Publisher: Routledge
ISBN: 1315489635
Category : Social Science
Languages : en
Pages : 590
Book Description
Within a framework of analysis and background by the four editors, this book presents a view from the grassroots of the 1989 student and mass movement in China and its tragic consequences. Here are the core eyewitness and participant accounts expressed through wall posters, students speeches, movement declarations, handbills, and other documents. In their introductions to the material, the editors address the political economy of the democracy movement, the evolving concept of democracy during the movement, the movement's contribution to China becoming a civil society, and the changing view of the Chinese Communist Party by students, intellectuals, workers and others, as the crisis unfolded.

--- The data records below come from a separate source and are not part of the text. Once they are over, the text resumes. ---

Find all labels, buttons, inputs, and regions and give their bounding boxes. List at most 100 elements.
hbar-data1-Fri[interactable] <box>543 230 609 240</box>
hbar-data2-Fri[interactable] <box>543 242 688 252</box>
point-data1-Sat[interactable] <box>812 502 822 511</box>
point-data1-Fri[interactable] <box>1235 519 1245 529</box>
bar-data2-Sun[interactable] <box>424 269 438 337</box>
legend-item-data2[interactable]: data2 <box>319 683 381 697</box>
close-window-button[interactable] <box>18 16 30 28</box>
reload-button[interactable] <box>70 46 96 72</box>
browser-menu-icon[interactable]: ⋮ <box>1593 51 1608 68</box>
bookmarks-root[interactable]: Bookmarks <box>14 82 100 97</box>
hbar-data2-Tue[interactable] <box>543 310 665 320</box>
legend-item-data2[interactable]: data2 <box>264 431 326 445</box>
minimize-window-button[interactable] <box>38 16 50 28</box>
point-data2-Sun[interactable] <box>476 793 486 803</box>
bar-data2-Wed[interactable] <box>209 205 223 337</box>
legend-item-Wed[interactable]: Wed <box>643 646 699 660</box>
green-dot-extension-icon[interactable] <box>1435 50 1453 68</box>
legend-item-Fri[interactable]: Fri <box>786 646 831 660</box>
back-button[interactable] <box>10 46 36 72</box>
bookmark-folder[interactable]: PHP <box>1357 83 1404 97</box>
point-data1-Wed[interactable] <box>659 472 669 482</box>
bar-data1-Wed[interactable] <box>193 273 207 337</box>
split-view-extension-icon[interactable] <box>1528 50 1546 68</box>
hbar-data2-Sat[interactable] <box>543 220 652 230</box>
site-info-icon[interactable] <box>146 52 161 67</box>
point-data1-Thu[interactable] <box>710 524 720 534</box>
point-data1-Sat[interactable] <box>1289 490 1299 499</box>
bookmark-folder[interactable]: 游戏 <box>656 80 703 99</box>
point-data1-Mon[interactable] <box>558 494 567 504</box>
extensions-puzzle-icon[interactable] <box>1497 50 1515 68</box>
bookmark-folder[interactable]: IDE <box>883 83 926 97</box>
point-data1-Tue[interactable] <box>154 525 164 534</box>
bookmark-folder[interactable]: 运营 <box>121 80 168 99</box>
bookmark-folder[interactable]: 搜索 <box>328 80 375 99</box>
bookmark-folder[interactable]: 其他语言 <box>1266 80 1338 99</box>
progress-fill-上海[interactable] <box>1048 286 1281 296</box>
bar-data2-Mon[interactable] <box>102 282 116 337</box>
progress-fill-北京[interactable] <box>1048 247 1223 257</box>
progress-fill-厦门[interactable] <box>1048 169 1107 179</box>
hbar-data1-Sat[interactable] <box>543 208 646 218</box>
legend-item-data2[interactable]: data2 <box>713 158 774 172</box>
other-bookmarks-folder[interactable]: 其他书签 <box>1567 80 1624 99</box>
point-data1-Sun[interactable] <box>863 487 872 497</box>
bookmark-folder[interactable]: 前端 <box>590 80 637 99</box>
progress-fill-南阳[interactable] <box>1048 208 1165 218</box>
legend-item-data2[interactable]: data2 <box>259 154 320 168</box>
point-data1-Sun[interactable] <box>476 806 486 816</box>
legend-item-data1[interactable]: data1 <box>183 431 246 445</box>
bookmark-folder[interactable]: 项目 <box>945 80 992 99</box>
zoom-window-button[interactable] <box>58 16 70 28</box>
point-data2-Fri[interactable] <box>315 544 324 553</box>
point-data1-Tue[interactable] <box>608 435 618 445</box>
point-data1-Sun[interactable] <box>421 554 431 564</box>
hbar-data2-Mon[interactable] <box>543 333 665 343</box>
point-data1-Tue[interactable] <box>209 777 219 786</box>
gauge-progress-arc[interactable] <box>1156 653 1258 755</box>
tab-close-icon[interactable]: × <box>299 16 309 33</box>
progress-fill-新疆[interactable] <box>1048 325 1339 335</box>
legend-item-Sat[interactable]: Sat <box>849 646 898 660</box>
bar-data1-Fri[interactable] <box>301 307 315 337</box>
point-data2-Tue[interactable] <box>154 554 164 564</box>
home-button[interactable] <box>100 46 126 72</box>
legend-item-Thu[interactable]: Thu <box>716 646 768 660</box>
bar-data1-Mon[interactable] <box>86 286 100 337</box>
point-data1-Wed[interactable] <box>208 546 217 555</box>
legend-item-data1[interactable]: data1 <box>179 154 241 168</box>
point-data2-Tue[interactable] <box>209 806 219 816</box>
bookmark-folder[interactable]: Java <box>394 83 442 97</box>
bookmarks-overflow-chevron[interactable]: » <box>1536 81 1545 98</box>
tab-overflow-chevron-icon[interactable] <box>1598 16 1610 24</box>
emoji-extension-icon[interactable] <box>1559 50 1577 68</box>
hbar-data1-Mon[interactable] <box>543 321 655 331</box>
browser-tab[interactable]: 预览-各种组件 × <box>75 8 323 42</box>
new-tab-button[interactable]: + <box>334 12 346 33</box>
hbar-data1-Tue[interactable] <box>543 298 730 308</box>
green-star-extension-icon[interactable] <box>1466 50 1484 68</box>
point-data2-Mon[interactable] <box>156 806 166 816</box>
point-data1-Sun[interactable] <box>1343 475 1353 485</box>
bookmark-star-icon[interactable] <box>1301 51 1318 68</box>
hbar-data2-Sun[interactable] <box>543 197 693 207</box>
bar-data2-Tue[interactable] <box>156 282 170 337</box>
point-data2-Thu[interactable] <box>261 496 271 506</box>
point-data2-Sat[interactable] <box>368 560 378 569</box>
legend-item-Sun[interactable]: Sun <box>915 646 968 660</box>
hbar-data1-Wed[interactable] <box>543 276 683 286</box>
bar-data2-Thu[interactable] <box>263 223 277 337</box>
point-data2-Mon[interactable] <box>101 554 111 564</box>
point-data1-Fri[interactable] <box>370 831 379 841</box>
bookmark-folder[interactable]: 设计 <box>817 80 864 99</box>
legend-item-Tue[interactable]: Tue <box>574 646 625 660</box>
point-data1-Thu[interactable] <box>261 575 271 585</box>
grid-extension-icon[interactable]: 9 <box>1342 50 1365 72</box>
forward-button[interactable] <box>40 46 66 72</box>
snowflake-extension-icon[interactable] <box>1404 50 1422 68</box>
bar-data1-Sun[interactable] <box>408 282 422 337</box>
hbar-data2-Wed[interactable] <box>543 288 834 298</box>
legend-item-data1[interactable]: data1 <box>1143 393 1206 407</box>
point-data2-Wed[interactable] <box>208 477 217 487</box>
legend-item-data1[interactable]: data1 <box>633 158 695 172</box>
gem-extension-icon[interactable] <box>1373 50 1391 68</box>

Education in Traditional China
Author: Thomas H. C. Lee
Publisher: BRILL
ISBN: 9789004103634
Category : History
Languages : en
Pages : 784
Book Description
This comprehensive survey covers the main aspects of China's educational history: schools and examination system, student movements, private academies, the relationship between state, society and education, life of intellectuals, the conventions of intellectual discourse, and the tradition of China's classical learning.
Publisher: BRILL
ISBN: 9789004103634
Category : History
Languages : en
Pages : 784
Book Description
This comprehensive survey covers the main aspects of China's educational history: schools and examination system, student movements, private academies, the relationship between state, society and education, life of intellectuals, the conventions of intellectual discourse, and the tradition of China's classical learning.
China Rising
Author: Lee Feigon
Publisher: Ivan R. Dee Publisher
ISBN:
Category : China
Languages : en
Pages : 294
Book Description
This book is the first authoratative account of the Chinese student movement for democracy which ended in the massacre in Tiananmen Square in the spring of 1989.
Publisher: Ivan R. Dee Publisher
ISBN:
Category : China
Languages : en
Pages : 294
Book Description
This book is the first authoratative account of the Chinese student movement for democracy which ended in the massacre in Tiananmen Square in the spring of 1989.
Voice of the Small Handful
Author: United States. Congressional-Executive Commission on China
Publisher:
ISBN:
Category : History
Languages : en
Pages : 56
Book Description
Contains testimony and prepared statements by Lui Gang, Tong Yi, and Wang Dan.
Publisher:
ISBN:
Category : History
Languages : en
Pages : 56
Book Description
Contains testimony and prepared statements by Lui Gang, Tong Yi, and Wang Dan.